Sosyal Medya Kayıtları Tek Başına Delil Olarak Nitelendirilir mi?

Anayasa ve Hukuk Muhakemeleri Kanununda hukuka uygun olarak elde edilmiş delillerin davada hükme esas alınabileceğini, sosyal medya içeriklerinin belge niteliğinde ve takdiri delil kategorisinde olduğunu daha öncesinde izah etmiştik. Ancak yüksek yargı kararları ışığından sosyal medya kayıtlarının tek başına hükme esas alınıp alınamayacağı konusu üzerinde de durmamız gerekmektedir.

Nitekim Yargıtay önüne birçok uyuşmazlıkta, elektronik ortamdaki fotoğraf,  görüntü veya ses kaydı gibi bilgi taşıyıcılarının tek başına olayların ispatında yeterli olmadığına, diğer delillerle desteklendikleri takdirde delil olarak hükme esas alınacağına karar vererek derece mahkemelerinin aksi yöndeki kararlarını bozmuştur. Örneğin bir davada taraflar arasında boşanma davası devam ederken davacı eş Facebook üzerinden herkese açık olacak bir başka erkekle fotoğraf paylaşımında bulunmuş, davalı eş ise bu fotoğrafı delil olarak sunmuş ancak Yargıtay bu kararında sosyal medya hesabı üzerinden yapılan paylaşımın, boşanmada kusura ve boşanmanın sonuçlarına ilişkin karar vermede tek başına yeterli olmadığına hükmetmiştir.

Boşanma davası ve boşanma avukatı hakkında ayrıntılı bilgi için boşanma avukatı ankara başlıklı makalemizi de okuyabilirsiniz.

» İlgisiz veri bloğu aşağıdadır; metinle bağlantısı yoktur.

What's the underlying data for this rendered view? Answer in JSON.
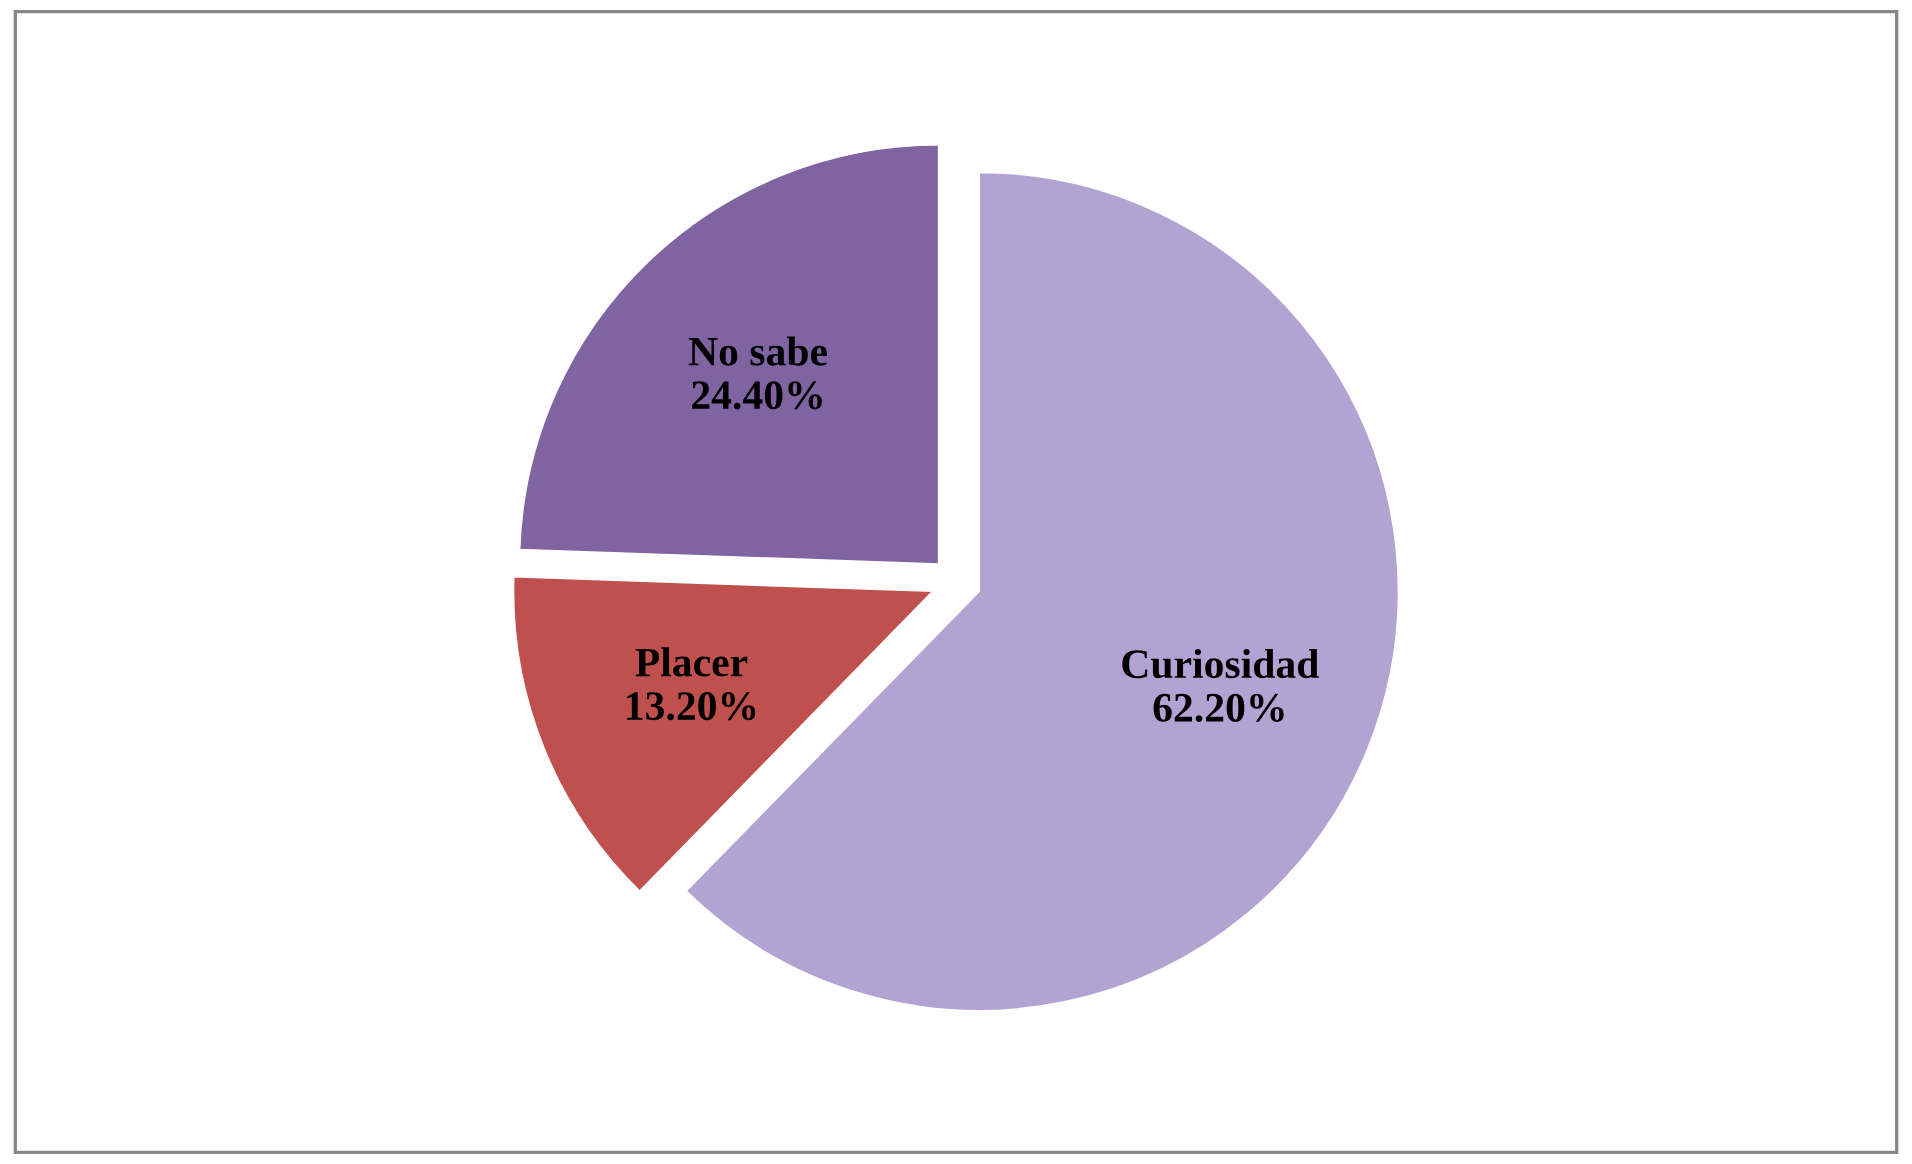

BUNU DA BİL; "Sosyal medya bağımlılığı boşanma sebebi olur mu?" başlıklı aşağıdaki videomuzu izlemenizi tavsiye ederiz.

 

Yukarıda da değindiğimiz üzere; Evet, sosyal medya kayıtları delil olarak kabul edilebilir. Ancak, delil niteliğinde olmaları için öncelikle hukuka uygun şekilde elde edilmiş olmaları gerekmektedir. Sosyal medya kayıtlarının delil olarak kabul edilmesi için, bu kayıtların gerçekliğinin ve doğruluğunun ispat edilmesi gerekmektedir. Bu nedenle, sosyal medya kayıtlarının tek başına delil olarak kabul edilmesi mümkün değildir. Diğer delillerle birlikte sunulması ve bu delillerle desteklenmesi gerekmektedir.